En France, la préférence va au DIU : 29,6 % contre 28 % pour les estroprogestatifs, 6,7 % pour les préservatifs et 16,3 % pour les stérilisations. En Grande-Bretagne, la stérilisation est majoritaire devant le préservatif, les pilules et stérilets venant loin derrière (42 %, 29 %, 8 %, 9 %). Même si le nombre de demandes d’IVG stagne en France, il y en aurait eu, pour la tranche 35 à 49 ans, environ 42 800 pour un total de 210 664 en 2006.

Grossesses de plus en plus tardives.

L’âge de la première grossesse dans nos pays dits civilisés est de plus en plus tardif. Il est certain que les risques maternels et fœtaux augmentent avec l’âge.

La baisse de la fécondité pourrait inciter à se contenter de méthodes contraceptives relativement efficaces (contraception vaginale…). En fait, les femmes à cet âge ne veulent courir aucun risque. La méthode choisie devra donc être sûre et respecter les particularités de chacune (risques métaboliques, traitements en cours, risques infectieux).

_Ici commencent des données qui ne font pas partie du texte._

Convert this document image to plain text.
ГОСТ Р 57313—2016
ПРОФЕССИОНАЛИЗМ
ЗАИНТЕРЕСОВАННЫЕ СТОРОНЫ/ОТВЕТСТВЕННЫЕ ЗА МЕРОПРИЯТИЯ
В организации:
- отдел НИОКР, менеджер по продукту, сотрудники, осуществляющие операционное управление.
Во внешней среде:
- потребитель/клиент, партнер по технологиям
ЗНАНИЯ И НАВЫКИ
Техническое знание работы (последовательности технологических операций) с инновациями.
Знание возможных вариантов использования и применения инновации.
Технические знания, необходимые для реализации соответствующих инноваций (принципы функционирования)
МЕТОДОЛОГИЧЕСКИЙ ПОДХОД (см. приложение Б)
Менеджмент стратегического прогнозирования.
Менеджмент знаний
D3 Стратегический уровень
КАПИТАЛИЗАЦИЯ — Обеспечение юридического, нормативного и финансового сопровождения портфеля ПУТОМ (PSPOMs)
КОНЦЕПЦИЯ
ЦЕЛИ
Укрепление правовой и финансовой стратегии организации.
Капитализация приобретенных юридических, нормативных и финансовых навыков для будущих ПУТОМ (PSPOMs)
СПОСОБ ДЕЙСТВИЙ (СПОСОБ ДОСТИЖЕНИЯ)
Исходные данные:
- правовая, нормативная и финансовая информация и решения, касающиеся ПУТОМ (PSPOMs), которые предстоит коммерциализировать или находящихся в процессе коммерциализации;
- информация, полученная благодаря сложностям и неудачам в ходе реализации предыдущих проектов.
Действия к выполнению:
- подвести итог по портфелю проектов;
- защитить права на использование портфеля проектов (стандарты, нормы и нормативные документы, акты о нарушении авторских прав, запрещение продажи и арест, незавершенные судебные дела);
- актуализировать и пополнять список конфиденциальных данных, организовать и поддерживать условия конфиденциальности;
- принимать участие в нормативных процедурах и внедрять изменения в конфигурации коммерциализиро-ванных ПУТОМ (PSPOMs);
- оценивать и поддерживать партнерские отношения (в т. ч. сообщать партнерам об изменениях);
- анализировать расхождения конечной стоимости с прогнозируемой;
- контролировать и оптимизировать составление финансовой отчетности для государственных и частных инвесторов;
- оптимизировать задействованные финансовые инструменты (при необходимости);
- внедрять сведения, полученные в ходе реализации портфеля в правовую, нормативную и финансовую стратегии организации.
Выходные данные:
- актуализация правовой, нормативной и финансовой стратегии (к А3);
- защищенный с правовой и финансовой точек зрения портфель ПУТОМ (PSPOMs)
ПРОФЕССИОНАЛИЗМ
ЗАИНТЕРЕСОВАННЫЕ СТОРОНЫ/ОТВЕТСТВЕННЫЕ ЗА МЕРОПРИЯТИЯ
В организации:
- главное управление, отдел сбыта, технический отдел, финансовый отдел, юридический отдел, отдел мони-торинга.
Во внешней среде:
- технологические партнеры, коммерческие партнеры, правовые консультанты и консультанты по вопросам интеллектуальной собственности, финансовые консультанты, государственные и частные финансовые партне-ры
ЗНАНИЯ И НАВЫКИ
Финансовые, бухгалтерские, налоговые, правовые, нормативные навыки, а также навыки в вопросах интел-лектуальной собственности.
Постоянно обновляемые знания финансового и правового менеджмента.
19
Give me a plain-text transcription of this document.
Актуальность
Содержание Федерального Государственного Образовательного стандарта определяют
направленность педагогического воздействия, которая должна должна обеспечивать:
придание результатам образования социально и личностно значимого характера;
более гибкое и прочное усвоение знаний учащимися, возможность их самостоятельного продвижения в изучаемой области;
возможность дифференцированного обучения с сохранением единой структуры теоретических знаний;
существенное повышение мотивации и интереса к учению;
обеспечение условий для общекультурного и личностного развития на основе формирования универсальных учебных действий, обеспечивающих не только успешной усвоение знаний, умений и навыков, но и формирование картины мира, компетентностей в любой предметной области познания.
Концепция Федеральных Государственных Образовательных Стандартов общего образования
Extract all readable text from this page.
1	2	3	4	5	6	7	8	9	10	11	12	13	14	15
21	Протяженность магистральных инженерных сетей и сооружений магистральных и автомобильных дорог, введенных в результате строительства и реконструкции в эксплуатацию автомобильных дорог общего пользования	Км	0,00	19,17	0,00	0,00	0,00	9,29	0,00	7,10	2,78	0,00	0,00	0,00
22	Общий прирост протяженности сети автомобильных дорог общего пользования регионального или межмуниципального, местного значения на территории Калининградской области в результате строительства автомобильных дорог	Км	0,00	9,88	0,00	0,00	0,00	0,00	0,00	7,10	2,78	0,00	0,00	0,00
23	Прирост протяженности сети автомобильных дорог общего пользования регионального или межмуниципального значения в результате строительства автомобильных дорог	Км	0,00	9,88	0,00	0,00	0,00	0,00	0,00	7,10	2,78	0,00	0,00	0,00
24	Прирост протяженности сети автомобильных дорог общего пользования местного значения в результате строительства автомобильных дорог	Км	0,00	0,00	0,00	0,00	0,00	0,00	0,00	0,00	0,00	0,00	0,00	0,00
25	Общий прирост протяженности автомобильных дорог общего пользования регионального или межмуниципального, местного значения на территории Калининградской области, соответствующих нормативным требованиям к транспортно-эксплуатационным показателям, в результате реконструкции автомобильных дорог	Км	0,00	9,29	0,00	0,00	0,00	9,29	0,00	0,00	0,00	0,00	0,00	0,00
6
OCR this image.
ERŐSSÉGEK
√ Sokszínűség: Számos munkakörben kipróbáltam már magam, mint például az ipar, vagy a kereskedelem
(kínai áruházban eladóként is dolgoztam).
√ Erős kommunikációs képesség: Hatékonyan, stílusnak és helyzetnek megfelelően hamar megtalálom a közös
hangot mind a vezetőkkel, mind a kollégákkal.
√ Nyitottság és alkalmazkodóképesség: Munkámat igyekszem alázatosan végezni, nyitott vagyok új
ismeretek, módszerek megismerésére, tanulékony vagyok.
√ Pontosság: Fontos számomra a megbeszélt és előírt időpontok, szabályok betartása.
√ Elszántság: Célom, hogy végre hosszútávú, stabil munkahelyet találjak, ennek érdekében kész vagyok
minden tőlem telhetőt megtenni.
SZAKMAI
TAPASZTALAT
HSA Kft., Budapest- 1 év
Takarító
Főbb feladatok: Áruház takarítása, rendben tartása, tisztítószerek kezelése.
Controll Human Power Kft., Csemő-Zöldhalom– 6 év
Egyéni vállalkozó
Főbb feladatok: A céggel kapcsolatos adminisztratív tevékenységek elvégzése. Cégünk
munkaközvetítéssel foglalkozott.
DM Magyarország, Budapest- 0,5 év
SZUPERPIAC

La préménopause peut, physiologiquement, se diviser en deux phases : l’une est caractérisée par l’existence d’une hyperestrogénie relative. C’est la période de prédilection des mastopathies bénignes, des fibromes utérins, des hyperplasies endométriales et polypes, des kystes fonctionnels ovariens. Les cycles sont courts, les ménométrorragies fréquentes. Les plaintes concernent souvent l’irritabilité, la rétention d’eau, les tensions pelviennes, le syndrome pré menstruel, l’hyper androgénie. La seconde période est plutôt hypoestrogénie. Les cycles sont irréguliers, se rallongent et les règles sont moins abondantes. La tendance est à l’asthénie, à la dépression. Le vagin devient sec.

• Les contraceptifs oraux

Ils sont efficaces et vont avoir l’avantage de traiter les déséquilibres hormonaux, de rétablir des cycles réguliers, d’agir sur le syndrome pré menstruel. Cette « contraception traitement » est souvent la bienvenue à cette période. Il est également reconnu que cette contraception peut avoir des effets bénéfiques : diminution des cancers de l’ovaire, de l’endomètre et du côlon. En revanche, aucune étude à ce jour n’a vraiment fait la preuve de son effet sur la survenue d’un cancer du sein. Enfin, les estrogènes ont un effet sur le climatère et sur l’os.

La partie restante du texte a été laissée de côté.